This workflow performs ChIPseq analysis using BWA-MEM, MACS2, and deepTools
- Dean Pettinga (@deanpettinga), https://github.com/deanpettinga
NOTE this workflow is optimized for HPC3 @ Van Andel Institute.
make sure you are running
The following recipe provides established best practices for running and extending this workflow in a reproducible way.
- Fork the repo to a project directory on /secondary
- Clone the fork to the desired working directory for your project.
- Create a new branch (the project-branch) within the clone and switch to it. The branch will contain any project-specific modifications (e.g. to configuration, but also to code).
- Modify the config, and any necessary sheets, e.g.:
- src/samples.txt
- src/config.yaml
- src/cluster.yaml
- Move your sequencing reads to
raw_reads/
Test your configuration by performing a dry-run via
snakemake --use-conda -np
Execute as from within your project directory as a PBS job using BBC nodes via
qsub -q bbc /src/run_snake.sh
This job script will produce DAG (.txt & .png) and .html with run stats for the workflow to be executed in runs/chipseq_workflow_(TIME)
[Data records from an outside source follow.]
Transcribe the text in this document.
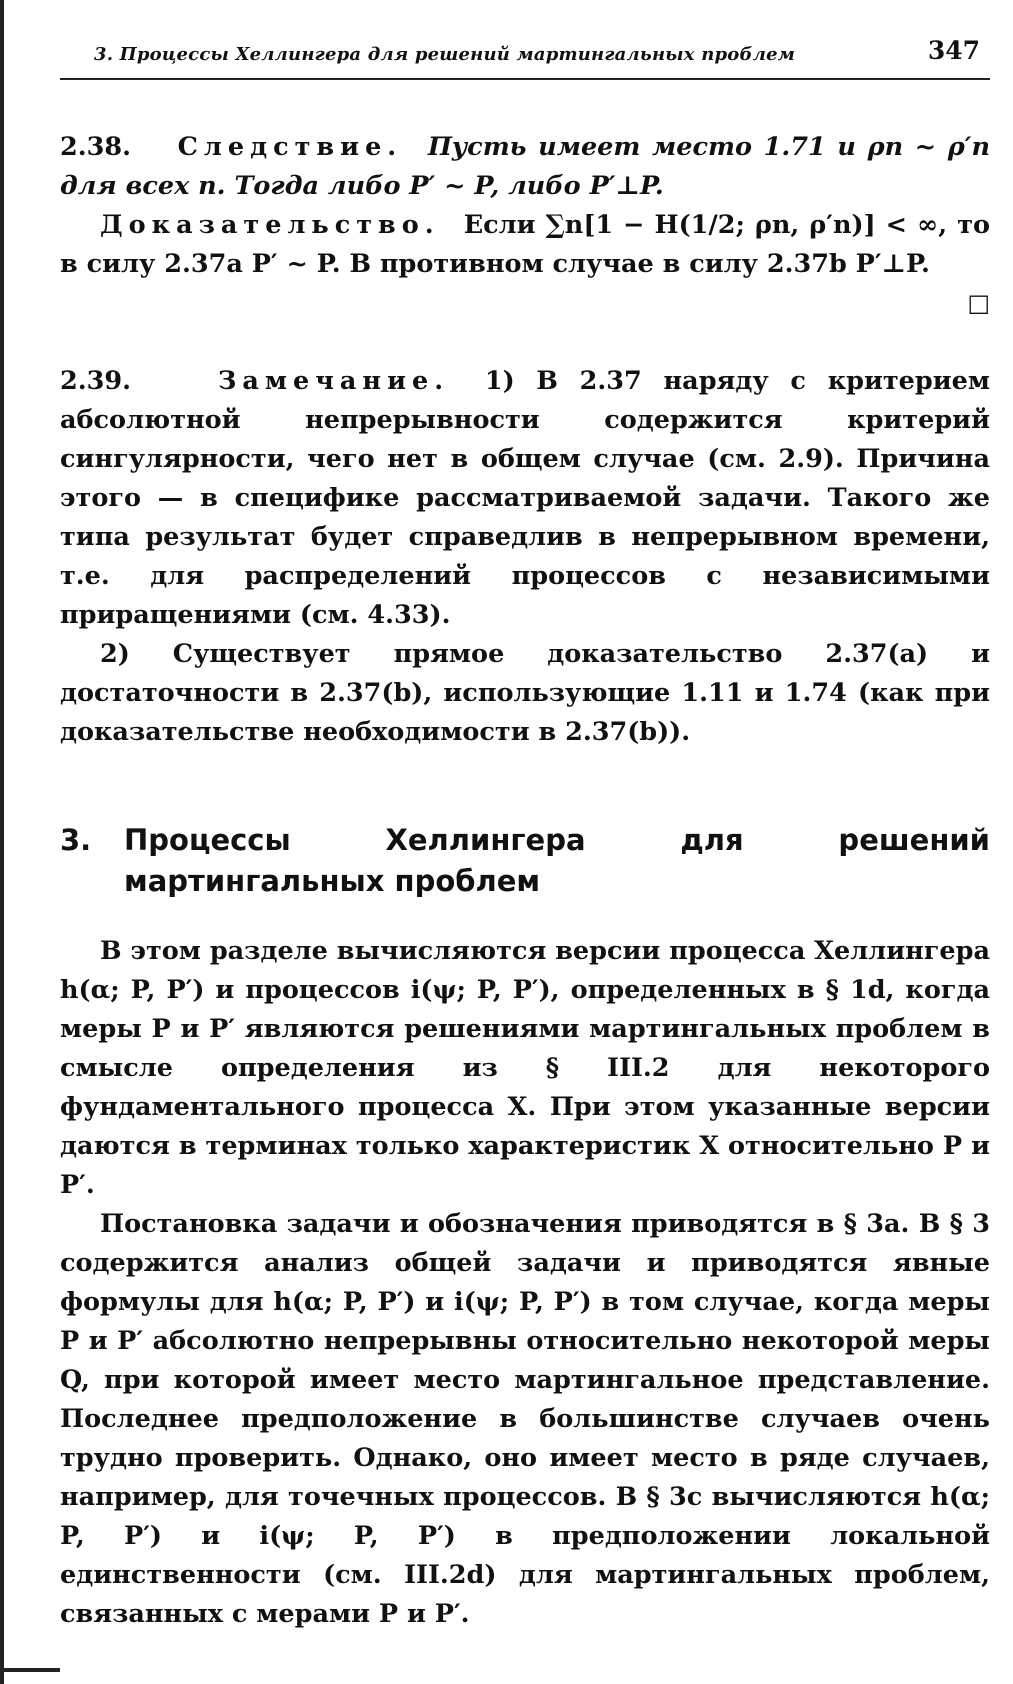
3. Процессы Хеллингера для решений мартингальных проблем	347

2.38. Следствие. Пусть имеет место 1.71 и ρn ~ ρ′n для всех n. Тогда либо P′ ~ P, либо P′⊥P.

Доказательство. Если ∑n[1 − H(1/2; ρn, ρ′n)] < ∞, то в силу 2.37a P′ ~ P. В противном случае в силу 2.37b P′⊥P.
□

2.39.	Замечание. 1) В 2.37 наряду с критерием абсолютной непрерывности содержится критерий сингулярности, чего нет в общем случае (см. 2.9). Причина этого — в специфике рассматриваемой задачи. Такого же типа результат будет справедлив в непрерывном времени, т.е. для распределений процессов с независимыми приращениями (см. 4.33).

2) Существует прямое доказательство 2.37(a) и достаточности в 2.37(b), использующие 1.11 и 1.74 (как при доказательстве необходимости в 2.37(b)).

3. Процессы Хеллингера для решений мартингальных проблем

В этом разделе вычисляются версии процесса Хеллингера h(α; P, P′) и процессов i(ψ; P, P′), определенных в § 1d, когда меры P и P′ являются решениями мартингальных проблем в смысле определения из § III.2 для некоторого фундаментального процесса X. При этом указанные версии даются в терминах только характеристик X относительно P и P′.

Постановка задачи и обозначения приводятся в § 3a. В § 3 содержится анализ общей задачи и приводятся явные формулы для h(α; P, P′) и i(ψ; P, P′) в том случае, когда меры P и P′ абсолютно непрерывны относительно некоторой меры Q, при которой имеет место мартингальное представление. Последнее предположение в большинстве случаев очень трудно проверить. Однако, оно имеет место в ряде случаев, например, для точечных процессов. В § 3c вычисляются h(α; P, P′) и i(ψ; P, P′) в предположении локальной единственности (см. III.2d) для мартингальных проблем, связанных с мерами P и P′.
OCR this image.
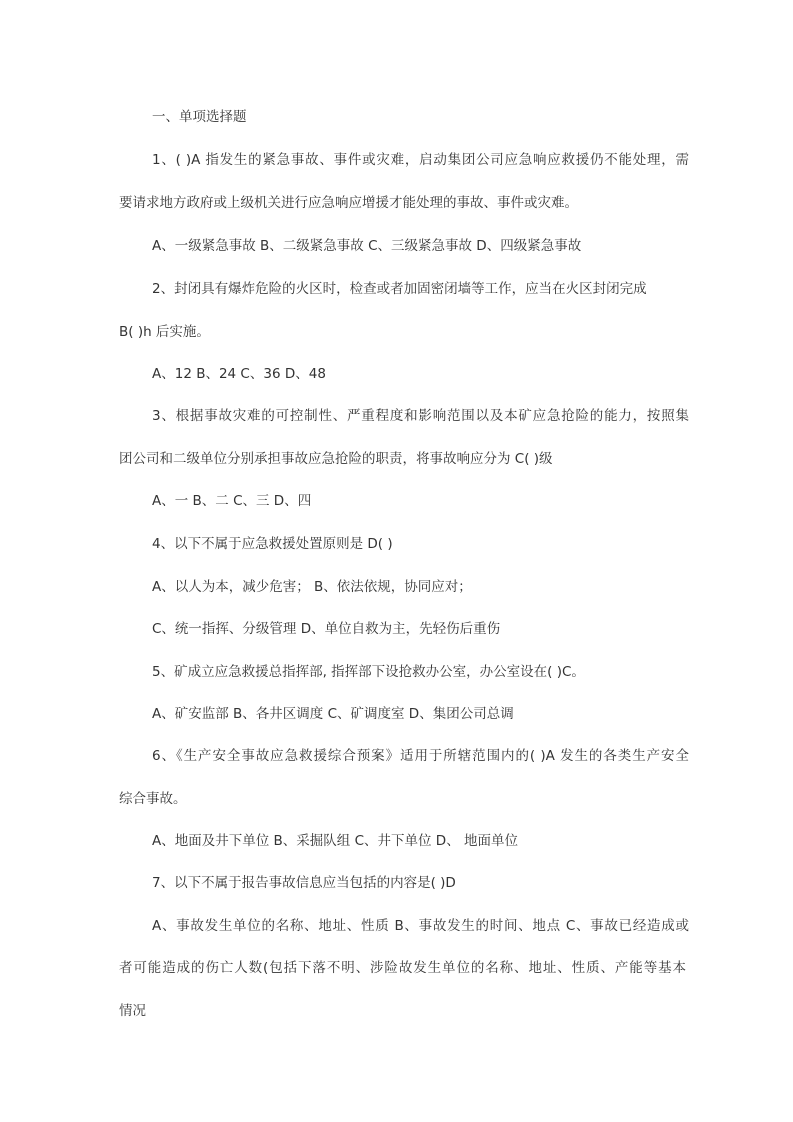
一、单项选择题
1、( )A 指发生的紧急事故、事件或灾难，启动集团公司应急响应救援仍不能处理，需
要请求地方政府或上级机关进行应急响应增援才能处理的事故、事件或灾难。
A、一级紧急事故 B、二级紧急事故 C、三级紧急事故 D、四级紧急事故
2、封闭具有爆炸危险的火区时，检查或者加固密闭墙等工作，应当在火区封闭完成
B( )h 后实施。
A、12 B、24 C、36 D、48
3、根据事故灾难的可控制性、严重程度和影响范围以及本矿应急抢险的能力，按照集
团公司和二级单位分别承担事故应急抢险的职责，将事故响应分为 C( )级
A、一 B、二 C、三 D、四
4、以下不属于应急救援处置原则是 D( )
A、以人为本，减少危害； B、依法依规，协同应对；
C、统一指挥、分级管理 D、单位自救为主，先轻伤后重伤
5、矿成立应急救援总指挥部, 指挥部下设抢救办公室，办公室设在( )C。
A、矿安监部 B、各井区调度 C、矿调度室 D、集团公司总调
6、《生产安全事故应急救援综合预案》适用于所辖范围内的( )A 发生的各类生产安全
综合事故。
A、地面及井下单位 B、采掘队组 C、井下单位 D、 地面单位
7、以下不属于报告事故信息应当包括的内容是( )D
A、事故发生单位的名称、地址、性质 B、事故发生的时间、地点 C、事故已经造成或
者可能造成的伤亡人数(包括下落不明、涉险故发生单位的名称、地址、性质、产能等基本
情况
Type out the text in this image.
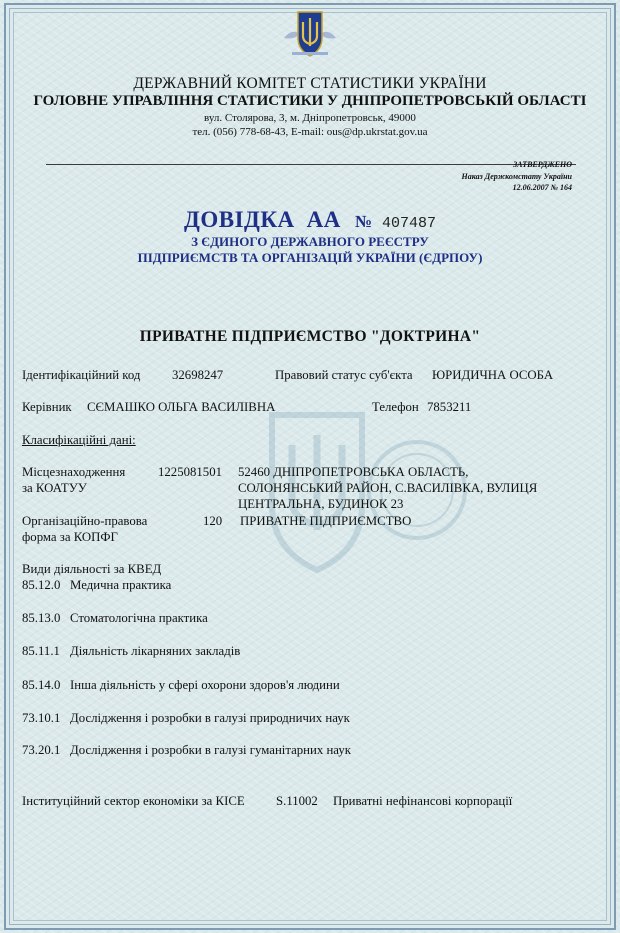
ДЕРЖАВНИЙ КОМІТЕТ СТАТИСТИКИ УКРАЇНИ
ГОЛОВНЕ УПРАВЛІННЯ СТАТИСТИКИ У ДНІПРОПЕТРОВСЬКІЙ ОБЛАСТІ
вул. Столярова, 3, м. Дніпропетровськ, 49000
тел. (056) 778-68-43, E-mail: ous@dp.ukrstat.gov.ua
ЗАТВЕРДЖЕНО
Наказ Держкомстату України
12.06.2007 № 164
ДОВІДКА АА № 407487
З ЄДИНОГО ДЕРЖАВНОГО РЕЄСТРУ
ПІДПРИЄМСТВ ТА ОРГАНІЗАЦІЙ УКРАЇНИ (ЄДРПОУ)
ПРИВАТНЕ ПІДПРИЄМСТВО "ДОКТРИНА"
Ідентифікаційний код 32698247	Правовий статус суб'єкта ЮРИДИЧНА ОСОБА
Керівник СЄМАШКО ОЛЬГА ВАСИЛІВНА	Телефон 7853211
Класифікаційні дані:
Місцезнаходження
за КОАТУУ
1225081501 52460 ДНІПРОПЕТРОВСЬКА ОБЛАСТЬ,
СОЛОНЯНСЬКИЙ РАЙОН, С.ВАСИЛІВКА, ВУЛИЦЯ
ЦЕНТРАЛЬНА, БУДИНОК 23
Організаційно-правова
форма за КОПФГ
120 ПРИВАТНЕ ПІДПРИЄМСТВО
Види діяльності за КВЕД
85.12.0 Медична практика
85.13.0 Стоматологічна практика
85.11.1 Діяльність лікарняних закладів
85.14.0 Інша діяльність у сфері охорони здоров'я людини
73.10.1 Дослідження і розробки в галузі природничих наук
73.20.1 Дослідження і розробки в галузі гуманітарних наук
Інституційний сектор економіки за КІСЕ S.11002 Приватні нефінансові корпорації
Review your results including the run stats:
runs/chipseq_workflow_(TIME).html
Now that you've successfully run your analysis, it's time to do some housekeeping.
- Commit any changes you've made to the repo and push the project-branch to your fork on github.
- Optional: Merge back any valuable and generalizable changes to the [upstream repo] via a pull request. This would be greatly appreciated.
- Optional: Push results (plots/tables) to the remote branch on your fork.
- Optional: Create a self-contained workflow archive for publication along with the paper (snakemake --archive).
- Optional: Delete the local clone/workdir to free space.